Battles

You stab at the pieces of salad – a lettuce leaf, a scrap of beef bacon – and you tell me about the battles you have had with your students, their teachers, the parents, the whole circus. Everyone has sky-high expectations these days, everyone wants only the best results, but no one seems to want to put in the hours, the hard work. You are shaking your head even as I nod. I understand. I see. I get you.

You tell me about your recent trip back to your hometown for your reunion dinner, for precious time spent with your family. You tell me nothing is certain, that it can all change in an instant. That’s life, I said, that’s how it works. I consider and then I ask you, carefully mentioning that this is probably one of those clichéd questions folks ask when they have minds far too idle, what would you do if this was the last year of your life.

To be more specific, I tell you I don’t mean this to be what you would like to have achieved – this is not about successes. I don’t mean ticking off items from a bucket list either – forget bungee-jumping or backpacking in Peru. I mean to ask you, what would you do to satisfy yourself that, when you go, that this life of yours has been enough?

You raise your head from contemplating your salad and look me straight in the eye. You want to spend more time with people who matter, you say. People who matter to you. You don’t want to be remembered as the best singer in town or someone who made a lot of money; you want to have been a good friend and a good daughter. With the most important things in life, there are no battles. You know what matters.

And so we do, I say. We know what matters to us, we do.

 

10 Comments

  • I think we always know, don’t we. It’s just whether we -want- to put in the effort, because we take for granted some things will always be there until it’s too late. This year? Let’s live like it matters because in the end, it -does-. It was a lovely afternoon, m’dear. Thank you for the precious time.

  • @Spindle Girl: It does matter, it really does.

    And yes, it’s all about the work. That in itself can be the most satisfying thing, more so than the results.

    Here’s to more salads and French toast in the months to come!

  • it might actually be easier to make a lot of money (or be a good singer) than to be a good friend/son/brother. and more often than not, we’re drawn to what’s easier, right.

    how apt it is for me to be reading this now, at a time when in the past six hours, i haven’t been very good at all. *dashes off in a cryptic swirl of mist*

  • @Sean: Hmm. I have to say that since I’m neither a good singer (or any sort of singer at all) nor do I own a mint, it might just be easier to be a decent friend. Mostly that involves more listening and less talking, and lots of hugs.
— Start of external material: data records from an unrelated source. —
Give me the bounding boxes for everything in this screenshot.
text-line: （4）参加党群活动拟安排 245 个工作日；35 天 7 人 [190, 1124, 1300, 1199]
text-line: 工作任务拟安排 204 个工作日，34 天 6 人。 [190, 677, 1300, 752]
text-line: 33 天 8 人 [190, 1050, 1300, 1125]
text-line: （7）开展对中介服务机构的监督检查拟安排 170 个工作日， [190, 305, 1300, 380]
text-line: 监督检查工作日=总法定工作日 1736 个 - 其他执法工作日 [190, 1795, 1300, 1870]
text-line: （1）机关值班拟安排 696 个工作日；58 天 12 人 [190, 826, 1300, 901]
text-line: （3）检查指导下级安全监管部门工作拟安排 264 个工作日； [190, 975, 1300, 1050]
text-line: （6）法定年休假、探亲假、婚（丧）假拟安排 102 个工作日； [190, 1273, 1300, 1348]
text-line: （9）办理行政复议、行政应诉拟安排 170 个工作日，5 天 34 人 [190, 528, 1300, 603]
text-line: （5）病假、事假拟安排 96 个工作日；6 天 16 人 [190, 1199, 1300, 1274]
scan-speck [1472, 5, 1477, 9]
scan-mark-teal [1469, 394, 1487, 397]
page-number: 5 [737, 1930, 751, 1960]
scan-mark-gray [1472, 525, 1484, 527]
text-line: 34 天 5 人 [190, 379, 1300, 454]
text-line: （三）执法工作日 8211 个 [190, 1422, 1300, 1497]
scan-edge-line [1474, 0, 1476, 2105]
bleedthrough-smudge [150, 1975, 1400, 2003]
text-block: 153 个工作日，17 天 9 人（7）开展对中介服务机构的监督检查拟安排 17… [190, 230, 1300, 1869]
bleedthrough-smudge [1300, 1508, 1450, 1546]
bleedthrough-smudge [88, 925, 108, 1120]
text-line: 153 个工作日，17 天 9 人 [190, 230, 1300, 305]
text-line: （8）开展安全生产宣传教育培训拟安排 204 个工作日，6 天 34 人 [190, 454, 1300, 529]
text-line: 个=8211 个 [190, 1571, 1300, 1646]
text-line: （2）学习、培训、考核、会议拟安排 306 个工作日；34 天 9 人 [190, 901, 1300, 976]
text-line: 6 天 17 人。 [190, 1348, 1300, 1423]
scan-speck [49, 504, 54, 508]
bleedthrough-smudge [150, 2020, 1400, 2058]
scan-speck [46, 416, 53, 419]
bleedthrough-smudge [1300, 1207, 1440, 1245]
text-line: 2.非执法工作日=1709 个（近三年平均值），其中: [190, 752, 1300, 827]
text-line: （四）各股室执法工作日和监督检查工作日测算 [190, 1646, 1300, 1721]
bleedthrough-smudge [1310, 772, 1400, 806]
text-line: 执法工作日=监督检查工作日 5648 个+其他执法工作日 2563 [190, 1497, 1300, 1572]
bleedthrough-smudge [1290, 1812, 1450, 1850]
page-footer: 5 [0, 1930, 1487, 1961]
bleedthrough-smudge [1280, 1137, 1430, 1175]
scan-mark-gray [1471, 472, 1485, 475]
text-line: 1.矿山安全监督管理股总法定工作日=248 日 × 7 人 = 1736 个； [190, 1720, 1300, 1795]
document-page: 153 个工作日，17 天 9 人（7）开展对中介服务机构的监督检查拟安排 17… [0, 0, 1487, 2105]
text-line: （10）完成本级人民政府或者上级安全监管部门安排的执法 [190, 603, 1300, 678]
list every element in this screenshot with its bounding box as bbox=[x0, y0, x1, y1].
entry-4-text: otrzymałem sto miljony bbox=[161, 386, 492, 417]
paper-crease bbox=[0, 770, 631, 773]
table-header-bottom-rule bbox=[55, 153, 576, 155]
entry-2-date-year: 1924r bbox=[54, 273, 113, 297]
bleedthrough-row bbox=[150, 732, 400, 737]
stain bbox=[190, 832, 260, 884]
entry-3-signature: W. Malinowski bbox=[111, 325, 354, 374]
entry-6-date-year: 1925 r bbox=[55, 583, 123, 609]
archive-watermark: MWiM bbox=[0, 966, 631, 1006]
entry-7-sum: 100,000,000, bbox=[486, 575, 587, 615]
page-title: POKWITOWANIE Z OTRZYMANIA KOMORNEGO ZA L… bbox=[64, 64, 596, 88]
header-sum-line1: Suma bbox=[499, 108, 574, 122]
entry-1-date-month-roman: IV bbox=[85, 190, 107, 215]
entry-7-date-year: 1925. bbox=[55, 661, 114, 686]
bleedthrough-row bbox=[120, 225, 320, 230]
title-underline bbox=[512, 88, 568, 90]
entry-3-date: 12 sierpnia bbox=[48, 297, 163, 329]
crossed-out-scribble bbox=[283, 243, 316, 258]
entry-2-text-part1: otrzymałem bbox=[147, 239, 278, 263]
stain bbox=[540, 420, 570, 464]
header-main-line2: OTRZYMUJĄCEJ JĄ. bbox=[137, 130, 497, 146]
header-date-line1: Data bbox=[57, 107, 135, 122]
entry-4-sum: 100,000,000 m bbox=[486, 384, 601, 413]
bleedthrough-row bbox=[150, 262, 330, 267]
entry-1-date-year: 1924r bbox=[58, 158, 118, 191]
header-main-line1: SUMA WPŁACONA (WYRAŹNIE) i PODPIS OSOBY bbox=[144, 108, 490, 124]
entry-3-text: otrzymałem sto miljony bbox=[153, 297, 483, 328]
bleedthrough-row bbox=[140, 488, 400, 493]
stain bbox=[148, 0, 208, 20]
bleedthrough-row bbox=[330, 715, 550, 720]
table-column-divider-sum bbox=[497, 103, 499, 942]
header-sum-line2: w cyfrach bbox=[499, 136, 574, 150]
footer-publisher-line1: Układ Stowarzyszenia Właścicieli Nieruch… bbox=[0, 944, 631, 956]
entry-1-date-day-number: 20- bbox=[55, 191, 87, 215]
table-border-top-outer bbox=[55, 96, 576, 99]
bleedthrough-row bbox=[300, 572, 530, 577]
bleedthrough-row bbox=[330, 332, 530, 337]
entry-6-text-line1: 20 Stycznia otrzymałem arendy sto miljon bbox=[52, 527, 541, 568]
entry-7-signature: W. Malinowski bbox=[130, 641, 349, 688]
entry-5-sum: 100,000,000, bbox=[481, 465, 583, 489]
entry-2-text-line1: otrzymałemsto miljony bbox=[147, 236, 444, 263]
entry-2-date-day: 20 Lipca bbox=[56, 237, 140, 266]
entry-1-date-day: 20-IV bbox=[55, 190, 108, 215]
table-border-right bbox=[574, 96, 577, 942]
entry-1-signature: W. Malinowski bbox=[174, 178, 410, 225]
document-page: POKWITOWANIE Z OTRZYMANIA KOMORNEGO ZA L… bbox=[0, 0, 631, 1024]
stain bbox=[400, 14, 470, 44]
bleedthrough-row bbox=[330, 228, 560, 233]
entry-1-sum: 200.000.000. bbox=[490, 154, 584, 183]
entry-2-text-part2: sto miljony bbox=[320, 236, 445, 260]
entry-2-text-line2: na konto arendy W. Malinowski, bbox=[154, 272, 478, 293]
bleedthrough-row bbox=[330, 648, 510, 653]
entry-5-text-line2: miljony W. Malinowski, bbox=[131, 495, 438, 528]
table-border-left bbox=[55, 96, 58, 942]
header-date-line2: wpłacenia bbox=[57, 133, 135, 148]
    You haven’t been very good at all? Is this a clandestine affair that you have been having without informing your adoring fans and readers? I shall text you and find out. Heh.

  • I have friends whose parents put all the blame on the teacher instead of their child themselves or themselves, when their child don’t try hard enough or when they as parents, don’t put in the effort to teach their kids.

    I just don’t get it.

    Is it so difficult for people realize that As or H1s don’t come easy? They don’t miraculously fall from the sky. Blood, sweat and tears are needed for them to appear in your transcript. Similarly, to be successful in one’s career, relationship or family matters, a lot of effort is needed.

  • @Michelle Chin: Uhm, I think the point my friend was trying to make (if any) is that grades and academic results aren’t everything. Kids need more than that to grow and develop. Also, our achievements in these areas do NOT define us. What a shame if we allow them to.

  • B wrote:

    This person sounds like me.

  • @B: We all have a little bit of that person inside us. *hugs*

  • We really do know what matters. It’s only that sometimes, this knowledge gets hidden and squeezed into some tight, dark corner of our minds, and we simply forget that it’s there.

    Knowing what really matters and sticking to it is difficult these days, what with the materialistic mentality that is modern society.